Monday, August 19, 2013

Infant Baptism Defended, Argument 7

7. The New Testament abounds with the apostolic practice of family baptism.

When God opened Lidia's heart to attend to the things Paul had spoken, we are told that she was baptized, and her household. When the Philippian jailer believed he was baptized, he and his household. We also read of the household of Stefanas being baptized. It would be a remarkable coincidence, surely worth pointing out, if none of these “households” had any children. But surely this is beside the point. At any rate, the principle of family baptism, that is, of receiving all the younger members of the household on the faith of their domestic head, seems to be plainly and decisively established by the practice of the apostles.

Let me ask question. Has anyone ever heard of a case of family baptism at the hands of a Baptist minister? Has there ever been recorded a case when under the influence of a Baptist minister, the parents of a large family were converted and were then baptized, they and all theirs? I have no reticence in affirming that such a case has never been recorded. Why? The only answer that can be given is that our Baptist brothers do not act upon the principles laid down in the New Testament and which were practiced by the primitive Christians.

Great hay is made about remaining true to New Testament practice. Multitudinous arguments are made for “believers baptism” on the strength of this supposed following of the New Testament church's practice. But if the deniers of infant baptism are truly so zealous to follow New Testament practice, why do we not know of any family baptism at the hands of a Baptist minister? The question nearly needs to be asked to be answered.

Let me reiterate. I am not being glib or flippant. I mean no disrespect to the devout credo-baptist. But nonetheless, the question stands: With all the talk about following Apostolic New Testament practice, why do we never hear of Baptist ministers performing household baptisms - something we clearly see in Scripture as both Apostolic and New Testament?

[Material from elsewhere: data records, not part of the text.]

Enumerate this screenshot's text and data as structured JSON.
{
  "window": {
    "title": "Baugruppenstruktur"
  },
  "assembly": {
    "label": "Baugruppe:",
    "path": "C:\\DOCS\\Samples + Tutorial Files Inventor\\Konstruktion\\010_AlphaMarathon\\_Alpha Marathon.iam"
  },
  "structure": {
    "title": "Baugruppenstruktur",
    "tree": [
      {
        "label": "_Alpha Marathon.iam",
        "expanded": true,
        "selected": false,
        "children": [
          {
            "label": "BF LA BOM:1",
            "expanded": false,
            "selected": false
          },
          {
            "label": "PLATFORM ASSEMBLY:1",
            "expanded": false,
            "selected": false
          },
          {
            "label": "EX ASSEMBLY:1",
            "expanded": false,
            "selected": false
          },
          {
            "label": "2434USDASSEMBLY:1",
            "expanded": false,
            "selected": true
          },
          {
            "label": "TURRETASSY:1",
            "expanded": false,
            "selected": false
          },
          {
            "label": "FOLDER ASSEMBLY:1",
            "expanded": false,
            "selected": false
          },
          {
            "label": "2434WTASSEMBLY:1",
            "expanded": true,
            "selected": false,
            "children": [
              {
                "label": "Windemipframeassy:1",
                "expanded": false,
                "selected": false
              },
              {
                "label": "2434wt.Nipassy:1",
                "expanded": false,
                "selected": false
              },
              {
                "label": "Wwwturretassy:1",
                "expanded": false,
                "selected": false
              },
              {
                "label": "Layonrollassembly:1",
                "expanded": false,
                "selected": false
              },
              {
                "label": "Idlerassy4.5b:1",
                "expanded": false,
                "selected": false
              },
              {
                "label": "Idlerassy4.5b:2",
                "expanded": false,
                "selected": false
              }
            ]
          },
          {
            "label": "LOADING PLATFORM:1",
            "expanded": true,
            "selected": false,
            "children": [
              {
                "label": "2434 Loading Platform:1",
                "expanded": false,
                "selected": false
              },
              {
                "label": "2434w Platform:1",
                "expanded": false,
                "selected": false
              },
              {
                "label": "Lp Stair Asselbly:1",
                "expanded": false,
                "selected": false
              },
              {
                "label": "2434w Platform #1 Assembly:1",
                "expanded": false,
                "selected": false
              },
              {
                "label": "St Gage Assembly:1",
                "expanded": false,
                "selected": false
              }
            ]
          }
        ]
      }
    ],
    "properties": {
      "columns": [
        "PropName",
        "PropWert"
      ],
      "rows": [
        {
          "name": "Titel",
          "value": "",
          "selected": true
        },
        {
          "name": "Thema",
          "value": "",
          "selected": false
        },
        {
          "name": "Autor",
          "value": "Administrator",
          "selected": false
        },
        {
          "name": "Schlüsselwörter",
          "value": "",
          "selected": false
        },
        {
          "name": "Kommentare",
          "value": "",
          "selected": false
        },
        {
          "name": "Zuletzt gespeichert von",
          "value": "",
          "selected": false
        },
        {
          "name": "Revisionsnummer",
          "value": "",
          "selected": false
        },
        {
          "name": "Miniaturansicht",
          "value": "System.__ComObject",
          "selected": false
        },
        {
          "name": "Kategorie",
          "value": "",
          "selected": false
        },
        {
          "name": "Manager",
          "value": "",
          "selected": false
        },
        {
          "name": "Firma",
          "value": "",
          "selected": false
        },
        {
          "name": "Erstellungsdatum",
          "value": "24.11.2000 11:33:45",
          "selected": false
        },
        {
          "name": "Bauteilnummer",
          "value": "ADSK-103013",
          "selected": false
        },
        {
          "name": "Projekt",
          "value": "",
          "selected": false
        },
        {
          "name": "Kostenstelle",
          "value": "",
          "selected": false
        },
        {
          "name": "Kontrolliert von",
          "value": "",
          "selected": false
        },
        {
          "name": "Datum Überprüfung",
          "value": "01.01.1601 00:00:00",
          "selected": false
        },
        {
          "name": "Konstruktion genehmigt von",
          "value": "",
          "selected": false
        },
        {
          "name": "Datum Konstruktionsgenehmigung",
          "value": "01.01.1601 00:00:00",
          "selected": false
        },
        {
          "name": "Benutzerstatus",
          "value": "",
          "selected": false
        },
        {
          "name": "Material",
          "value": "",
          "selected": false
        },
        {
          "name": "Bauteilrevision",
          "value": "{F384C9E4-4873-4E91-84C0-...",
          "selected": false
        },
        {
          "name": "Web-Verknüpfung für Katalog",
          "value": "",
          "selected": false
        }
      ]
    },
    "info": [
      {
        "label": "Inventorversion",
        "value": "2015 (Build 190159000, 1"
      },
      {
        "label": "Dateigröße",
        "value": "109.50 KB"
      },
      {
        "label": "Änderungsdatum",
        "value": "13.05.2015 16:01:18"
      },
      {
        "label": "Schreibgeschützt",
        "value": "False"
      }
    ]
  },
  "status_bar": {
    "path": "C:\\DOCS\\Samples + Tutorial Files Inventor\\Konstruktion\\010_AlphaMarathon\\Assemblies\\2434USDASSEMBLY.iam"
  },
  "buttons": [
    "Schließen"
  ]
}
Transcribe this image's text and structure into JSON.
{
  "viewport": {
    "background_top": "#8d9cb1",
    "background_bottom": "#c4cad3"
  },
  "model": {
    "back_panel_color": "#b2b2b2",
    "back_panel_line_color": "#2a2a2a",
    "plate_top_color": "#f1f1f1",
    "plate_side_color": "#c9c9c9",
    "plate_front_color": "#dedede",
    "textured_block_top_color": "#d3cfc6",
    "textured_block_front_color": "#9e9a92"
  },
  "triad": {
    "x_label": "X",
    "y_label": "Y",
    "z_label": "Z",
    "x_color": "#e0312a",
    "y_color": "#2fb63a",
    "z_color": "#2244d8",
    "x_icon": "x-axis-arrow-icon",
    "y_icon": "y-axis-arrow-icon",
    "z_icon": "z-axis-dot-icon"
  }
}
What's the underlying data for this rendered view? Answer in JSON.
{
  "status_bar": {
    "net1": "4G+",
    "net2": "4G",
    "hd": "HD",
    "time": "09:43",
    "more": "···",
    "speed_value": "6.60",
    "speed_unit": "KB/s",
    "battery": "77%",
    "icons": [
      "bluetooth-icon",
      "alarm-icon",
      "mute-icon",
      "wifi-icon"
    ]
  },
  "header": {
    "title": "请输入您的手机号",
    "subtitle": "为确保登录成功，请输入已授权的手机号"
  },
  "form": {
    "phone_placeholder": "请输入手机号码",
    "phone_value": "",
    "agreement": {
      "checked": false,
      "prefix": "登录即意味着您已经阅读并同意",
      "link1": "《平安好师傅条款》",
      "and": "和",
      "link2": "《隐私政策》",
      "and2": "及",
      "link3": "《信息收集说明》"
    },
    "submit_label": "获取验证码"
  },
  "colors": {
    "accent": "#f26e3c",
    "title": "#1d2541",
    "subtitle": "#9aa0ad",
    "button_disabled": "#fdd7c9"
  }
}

I might further add that there is a bigger fish for the credo-baptist to fry with regard to the oikos (household) baptisms, and that is the fact that households in the Apostolic era included servants who were not related to anyone in the family. This is implied in the case of the Philippian jailer by the words, "he and his." From the standpoint of those who reject infant baptism, the inclusion into covenant of servants by being under the authority of the covenant head of the household, is a far bigger issue than the inclusion of infants or small children. And it is really not facing the issue honestly to run to the quick expedient of denying their existence. If we know anything about 1st century homes, it is that they had children and that they had servants.